Week 48 least squares mean change from baseline in CD4+ cell count of 995 patients grouped according to the presence or absence of didanosine (ddI) and/or tenofovir disoproxil fumaratein (TDF) in the optimized background (OB) regimen.

The lower CD4+ cell response at week 48 in group 1, compared with the other groups, was not associated with having a virologic response. Overall, fewer patients in group 1 had undetectable viral loads (i.e., <400 copies/mL) at week 48 than in the other groups (19% vs. 27%–30% [ITT population], respectively). However, when only those patients with undetectable viral loads were considered (n = 269), the week 48 least squares mean change in CD4+ cell count was still lower in patients receiving a combination of ddI and TDF, compared with the other 3 groups (+119 vs. +164, +152, and +150 cells/mm3 for groups 1 vs. groups 2, 3, and 4, respectively; P = .279, .367, and .409, respectively]).

For patients receiving a combination of ENF and OB, continuous increases in CD4+ cell count over a 48-week period were noted in patients receiving either TDF or ddI (figure 1A). In contrast, patients receiving TDF and ddI together essentially ceased having increases in the CD4+ cell count after weeks 8–12. Similar results were noted for group 1 patients receiving OB alone (figure 1B).

Discussion. Patients receiving TDF and full-dosage ddI treatment showed consistently poorer immune responses over a 48-week period in the TORO trials than did those patients receiving either 1 drug or neither of the drugs, even when adjusting for differences in baseline characteristics. The poorer responses observed were not associated with the degree of virologic suppression attained. The difference in immune response at week 48 only reached statistical significance in patients receiving a combination of ENF and OB (P = .045).
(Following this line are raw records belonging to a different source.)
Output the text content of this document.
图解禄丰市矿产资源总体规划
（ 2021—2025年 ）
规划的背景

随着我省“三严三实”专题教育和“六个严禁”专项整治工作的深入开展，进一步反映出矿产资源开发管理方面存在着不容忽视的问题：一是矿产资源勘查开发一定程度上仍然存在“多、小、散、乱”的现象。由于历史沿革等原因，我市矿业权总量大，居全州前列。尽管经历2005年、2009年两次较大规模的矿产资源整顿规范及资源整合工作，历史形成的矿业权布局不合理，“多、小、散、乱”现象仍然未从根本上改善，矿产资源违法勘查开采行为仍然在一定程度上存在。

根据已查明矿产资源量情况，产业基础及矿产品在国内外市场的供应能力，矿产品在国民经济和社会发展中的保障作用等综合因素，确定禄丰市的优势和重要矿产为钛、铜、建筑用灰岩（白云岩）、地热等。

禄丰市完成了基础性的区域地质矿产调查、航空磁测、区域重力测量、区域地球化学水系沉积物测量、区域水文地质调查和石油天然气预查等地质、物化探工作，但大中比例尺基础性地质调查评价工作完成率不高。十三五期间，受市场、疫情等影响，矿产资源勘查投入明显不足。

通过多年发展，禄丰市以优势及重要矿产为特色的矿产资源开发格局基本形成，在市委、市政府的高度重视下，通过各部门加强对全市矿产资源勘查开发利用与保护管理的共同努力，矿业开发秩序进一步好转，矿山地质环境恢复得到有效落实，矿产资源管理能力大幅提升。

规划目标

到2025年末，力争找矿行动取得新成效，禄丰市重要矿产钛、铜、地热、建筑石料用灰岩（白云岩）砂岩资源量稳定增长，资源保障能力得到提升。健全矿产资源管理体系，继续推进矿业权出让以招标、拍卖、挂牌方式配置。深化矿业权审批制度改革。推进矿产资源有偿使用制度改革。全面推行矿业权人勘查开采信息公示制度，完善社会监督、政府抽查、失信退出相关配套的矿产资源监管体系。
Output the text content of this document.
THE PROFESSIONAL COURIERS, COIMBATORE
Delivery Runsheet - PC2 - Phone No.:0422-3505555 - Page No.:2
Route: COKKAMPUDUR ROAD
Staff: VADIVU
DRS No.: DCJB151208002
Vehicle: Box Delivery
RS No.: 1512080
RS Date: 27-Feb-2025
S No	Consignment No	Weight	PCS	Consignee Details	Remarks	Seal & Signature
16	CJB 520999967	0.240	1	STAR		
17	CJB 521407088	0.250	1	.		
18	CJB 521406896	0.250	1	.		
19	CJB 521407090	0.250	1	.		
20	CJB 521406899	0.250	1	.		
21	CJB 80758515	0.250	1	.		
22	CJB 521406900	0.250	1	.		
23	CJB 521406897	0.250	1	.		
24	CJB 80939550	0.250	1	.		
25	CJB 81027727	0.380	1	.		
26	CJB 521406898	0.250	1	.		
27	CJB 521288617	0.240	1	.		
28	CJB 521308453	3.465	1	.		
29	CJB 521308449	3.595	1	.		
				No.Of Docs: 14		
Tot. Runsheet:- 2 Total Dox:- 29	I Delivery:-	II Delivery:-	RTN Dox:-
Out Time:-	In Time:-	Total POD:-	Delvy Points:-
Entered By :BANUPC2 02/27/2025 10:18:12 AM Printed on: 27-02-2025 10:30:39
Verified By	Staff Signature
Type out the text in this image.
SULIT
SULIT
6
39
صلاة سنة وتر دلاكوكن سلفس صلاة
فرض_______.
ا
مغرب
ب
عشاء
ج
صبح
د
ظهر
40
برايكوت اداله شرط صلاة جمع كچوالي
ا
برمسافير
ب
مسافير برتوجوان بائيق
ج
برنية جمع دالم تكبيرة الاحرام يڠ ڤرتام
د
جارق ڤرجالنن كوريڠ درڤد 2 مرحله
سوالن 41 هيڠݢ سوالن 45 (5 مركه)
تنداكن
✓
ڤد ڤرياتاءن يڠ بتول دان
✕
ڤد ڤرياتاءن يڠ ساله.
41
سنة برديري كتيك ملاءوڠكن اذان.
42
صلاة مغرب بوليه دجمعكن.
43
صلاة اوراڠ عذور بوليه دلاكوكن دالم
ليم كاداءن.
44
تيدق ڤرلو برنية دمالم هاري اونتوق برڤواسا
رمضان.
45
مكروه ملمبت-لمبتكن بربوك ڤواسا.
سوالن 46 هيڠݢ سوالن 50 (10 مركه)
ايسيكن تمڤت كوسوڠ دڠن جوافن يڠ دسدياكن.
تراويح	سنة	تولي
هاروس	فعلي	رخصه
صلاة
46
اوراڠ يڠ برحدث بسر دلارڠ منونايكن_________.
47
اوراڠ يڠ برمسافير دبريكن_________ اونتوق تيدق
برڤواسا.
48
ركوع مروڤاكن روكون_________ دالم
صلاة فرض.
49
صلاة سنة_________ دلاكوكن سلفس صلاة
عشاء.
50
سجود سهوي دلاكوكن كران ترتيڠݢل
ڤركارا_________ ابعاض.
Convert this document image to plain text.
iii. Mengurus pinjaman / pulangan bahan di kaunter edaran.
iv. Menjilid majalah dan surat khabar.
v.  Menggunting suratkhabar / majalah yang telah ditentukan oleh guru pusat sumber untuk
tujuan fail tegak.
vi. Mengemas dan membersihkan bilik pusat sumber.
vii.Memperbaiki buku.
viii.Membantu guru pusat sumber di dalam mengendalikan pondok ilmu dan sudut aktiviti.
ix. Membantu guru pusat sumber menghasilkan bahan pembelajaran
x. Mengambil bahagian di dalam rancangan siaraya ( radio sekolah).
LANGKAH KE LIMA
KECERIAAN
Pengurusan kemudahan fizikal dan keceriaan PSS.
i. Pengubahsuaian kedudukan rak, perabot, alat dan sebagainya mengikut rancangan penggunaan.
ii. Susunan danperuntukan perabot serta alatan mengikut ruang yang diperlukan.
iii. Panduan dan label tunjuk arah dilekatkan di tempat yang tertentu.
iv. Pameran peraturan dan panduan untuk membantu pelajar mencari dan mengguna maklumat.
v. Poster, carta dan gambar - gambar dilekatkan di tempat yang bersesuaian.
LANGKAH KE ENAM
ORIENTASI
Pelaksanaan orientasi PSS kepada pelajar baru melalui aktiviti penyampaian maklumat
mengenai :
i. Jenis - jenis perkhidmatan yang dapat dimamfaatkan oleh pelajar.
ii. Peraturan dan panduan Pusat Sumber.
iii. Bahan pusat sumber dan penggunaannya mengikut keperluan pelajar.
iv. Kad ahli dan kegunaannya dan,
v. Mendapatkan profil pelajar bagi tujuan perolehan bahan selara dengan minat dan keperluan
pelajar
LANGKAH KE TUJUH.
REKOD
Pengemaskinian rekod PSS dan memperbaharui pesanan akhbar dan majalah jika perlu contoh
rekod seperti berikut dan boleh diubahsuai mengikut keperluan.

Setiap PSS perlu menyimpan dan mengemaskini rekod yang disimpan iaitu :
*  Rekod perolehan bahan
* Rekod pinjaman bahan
However, the high degree of early treatment switching for virologic failure in the OB-only treatment arms of TORO (only 47% of patients who were initially receiving OB alone were still receiving OB alone at week 20) may have underestimated the difference between groups at week 48 in an ITT D/C=LOCF analysis of the OB-only and pooled treatment arms.

These findings are consistent with our previous observations [1] and with a number of recent retrospective data analyses that show compromised immune responses in patients receiving combination therapy with ddI and TDF [2, 5]. In one report, decreases in CD4+ cell count were more pronounced in patients receiving full-dosage ddI treatment than they were in those receiving the reduced dosage [2].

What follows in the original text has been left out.